The good news is that the technology to save livable ecology without undermining mass life quality and living standards exists and is fully viable. Stanford engineering professor Mark Jacobson and University of California-Davis research scientist Mark Delucchi have shown that humanity could convert to a completely renewable-based energy system by 2030 if nations would rely on technologies vetted by scientists rather than those promoted by industries. Jacobson and Delucchi’s plan to have 100% of the world’s energy supplied by wind, water, and solar (WWS) sources by 2030 calls for millions of wind turbines, water machines, and solar installations. “The numbers are large,” they write, “but the scale is not an insurmountable hurdle: society has achieved massive transformations before. During World War II, the U.S. retooled its automobile factories to produce 300,000 aircraft, and other countries produced 486,000 more. In 1956, the U.S. began building the Interstate Highway System, which after 35 years extended for 47,000 miles, changing commerce and society.”

The chief barrier is social and political: the global rule of a highly organized, wealthy and plutocratic capitalist corporate and financial elite that can brook no serious public and populace interference with the unfettered reign of the so-called free market, even where and when such interference is desperately and urgently required to save prospects for a decent human future.

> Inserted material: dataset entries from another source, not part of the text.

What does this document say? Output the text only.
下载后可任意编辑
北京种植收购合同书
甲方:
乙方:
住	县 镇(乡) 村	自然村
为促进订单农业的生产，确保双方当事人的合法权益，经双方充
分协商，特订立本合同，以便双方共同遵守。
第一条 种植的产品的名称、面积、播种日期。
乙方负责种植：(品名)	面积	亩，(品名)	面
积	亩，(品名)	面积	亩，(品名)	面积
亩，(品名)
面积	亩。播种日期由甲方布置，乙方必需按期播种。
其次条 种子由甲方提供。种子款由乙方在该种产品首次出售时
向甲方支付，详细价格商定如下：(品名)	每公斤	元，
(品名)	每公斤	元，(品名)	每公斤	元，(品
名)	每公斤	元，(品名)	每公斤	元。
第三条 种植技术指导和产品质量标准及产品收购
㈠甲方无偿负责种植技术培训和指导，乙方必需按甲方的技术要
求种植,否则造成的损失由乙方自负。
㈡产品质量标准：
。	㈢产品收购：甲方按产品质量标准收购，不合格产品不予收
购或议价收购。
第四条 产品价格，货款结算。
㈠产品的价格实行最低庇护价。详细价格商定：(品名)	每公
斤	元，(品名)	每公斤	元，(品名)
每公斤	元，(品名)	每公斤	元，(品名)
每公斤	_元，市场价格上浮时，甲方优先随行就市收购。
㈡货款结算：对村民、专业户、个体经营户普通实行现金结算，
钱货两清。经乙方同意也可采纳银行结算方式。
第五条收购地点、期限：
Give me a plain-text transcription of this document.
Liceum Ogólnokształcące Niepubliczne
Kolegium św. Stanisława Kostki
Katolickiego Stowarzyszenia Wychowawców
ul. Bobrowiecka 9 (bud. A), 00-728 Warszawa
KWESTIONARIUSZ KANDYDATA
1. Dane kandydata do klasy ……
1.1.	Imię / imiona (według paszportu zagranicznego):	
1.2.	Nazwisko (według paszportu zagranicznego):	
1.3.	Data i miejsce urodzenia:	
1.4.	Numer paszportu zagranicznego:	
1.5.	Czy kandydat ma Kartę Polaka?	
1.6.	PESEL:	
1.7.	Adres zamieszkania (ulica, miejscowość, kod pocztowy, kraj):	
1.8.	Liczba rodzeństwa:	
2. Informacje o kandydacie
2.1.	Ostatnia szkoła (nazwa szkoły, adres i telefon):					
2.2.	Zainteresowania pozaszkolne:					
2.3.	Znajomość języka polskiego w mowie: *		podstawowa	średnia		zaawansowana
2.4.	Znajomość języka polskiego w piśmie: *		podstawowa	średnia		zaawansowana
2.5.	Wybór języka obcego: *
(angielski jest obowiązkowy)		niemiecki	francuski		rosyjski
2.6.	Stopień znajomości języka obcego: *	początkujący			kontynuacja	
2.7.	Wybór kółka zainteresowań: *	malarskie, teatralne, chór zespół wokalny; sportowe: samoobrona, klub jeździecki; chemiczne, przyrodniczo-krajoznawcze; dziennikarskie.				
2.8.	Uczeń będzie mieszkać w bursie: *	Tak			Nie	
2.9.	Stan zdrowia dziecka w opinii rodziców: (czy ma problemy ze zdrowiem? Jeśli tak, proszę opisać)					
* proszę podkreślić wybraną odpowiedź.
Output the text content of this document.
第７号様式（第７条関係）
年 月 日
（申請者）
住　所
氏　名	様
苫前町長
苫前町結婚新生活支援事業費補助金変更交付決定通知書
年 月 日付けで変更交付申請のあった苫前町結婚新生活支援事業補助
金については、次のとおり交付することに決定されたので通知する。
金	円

Klein is right. “The really inconvenient truth,” she writes, “is that [global warming] is not about carbon – it’s about capitalism.” Klein hedges her argument a bit with qualifications, suggesting that the problem is “unregulated capitalism” and “free market fundamentalism” and the like.  In reality, through the problem is in fact chaotic, competitive, global, and growth-, really accumulation- and profit-addicted capitalism itself.

Beyond Letter Grades
This is no time for Mandarin-like historical patience.  There’s no more room for waiting like some kind of dispassionate academic observer for Karl Marx’s supposed iron “laws of history” (always a great Hegelian myth) to show us how “capitalism is the midwife of socialism.” Capitalism is cancer, literally and figuratively: an eco-exterminist system of endless upward wealth and power accumulation that is literally wired to destroy life on Earth. And things are moving far too quickly and dangerously to knowingly entertain analogies and reflections on how many centuries it took for Europe to make the transition from feudalism to capitalism. Comrades: capitalism is transitioning humanity and countless other living things into extinction over a shockingly short period of time.

If I’m right about that (I am) and if Klein (reflecting the conclusions of many top climate scientists) is right about us having “a decade” (she probably is) to make the leap, then (considering that Klein published This Changes Everything last year) we have nine years to make an international radical-environmentalist anti-capitalist revolution to preserve the chances for a decent future. We are beyond letter grades and gaining a few yards on a flat field of history at this stage. We’re in pass-fail territory now. We either leap across the chasm or we fall into an abyss. Call me a “catastrophist,” but, to paraphrase Che Guevara, it’s not my fault that reality is urgently Eco-Socialist.

Paul Street’s latest book is They Rule: The 1% v. Democracy (Paradigm, 2014).